As capital became more mobile and government spending less plentiful, efforts to protect threatened sites evolved, reflecting altered social and environmental conditions and values. Accepted models of park management, which had long stressed firm boundaries, state ownership and a disavowal of human impacts or even presence on the land, proved inadequate to meet the needs of complex, "lived-in" landscapes suffering from ecological degradation and financial hardship. Instead, proponents opted for more collaborative approaches that emphasized inter-governmental cooperation, citizen participation and various forms of zoning as opposed to outright purchase or condemnation as a means to protect sensitive areas in urban and urbanizing locations.
I have also researched visual arts of the New Deal-era with an emphasis on Washington State.

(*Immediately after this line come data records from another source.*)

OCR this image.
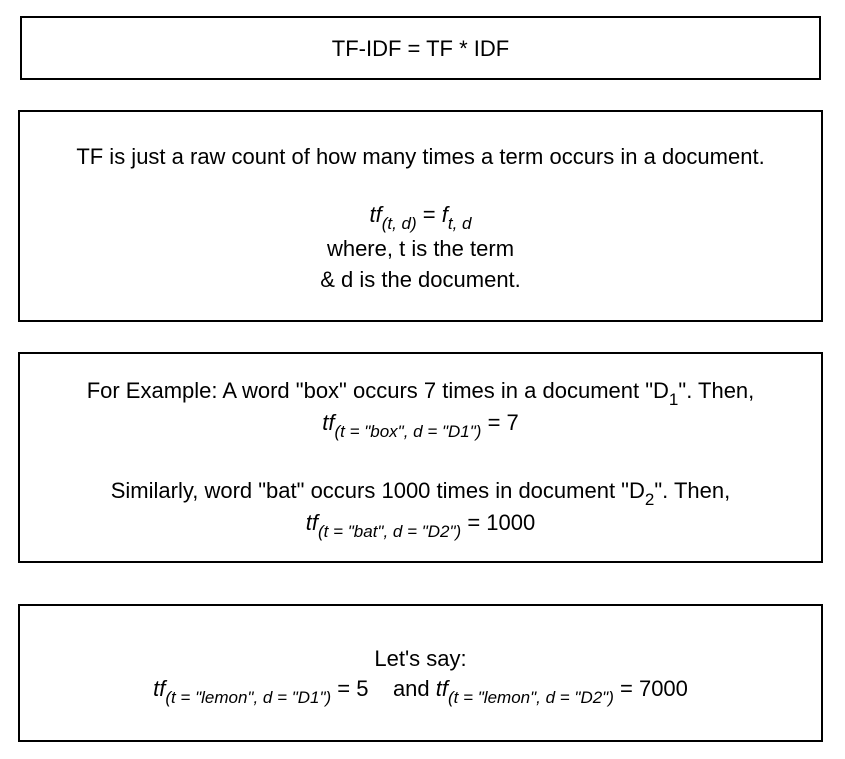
TF-IDF = TF * IDF
TF is just a raw count of how many times a term occurs in a document.
$tf_{(t, d)} = f_{t, d}$
where, t is the term
& d is the document.
For Example: A word "box" occurs 7 times in a document "$D_1$". Then,
$tf_{(t = "box", d = "D1")} = 7$
Similarly, word "bat" occurs 1000 times in document "$D_2$". Then,
$tf_{(t = "bat", d = "D2")} = 1000$
Let's say:
$tf_{(t = "lemon", d = "D1")} = 5$    and $tf_{(t = "lemon", d = "D2")} = 7000$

Prior to beginning my doctoral studies, I worked for the National Park Service as Assistant National Coordinator for Heritage Areas and for a variety of heritage conservation, public history and labor organizations in Appalachia, the Chesapeake Bay region and New Mexico. I am the Associate Editor of the Living Landscape Observer, a website that seeks to bring together diverse constituencies interested in land conservation, heritage preservation, and sustainable community development as well as an Associate Editor for the Pacific Northwest Labor and Civil Rights History Project. I am also the co-editor of a collection of oral histories, Above the Smoke: A Family Album of the Pocahontas County Fire Towers.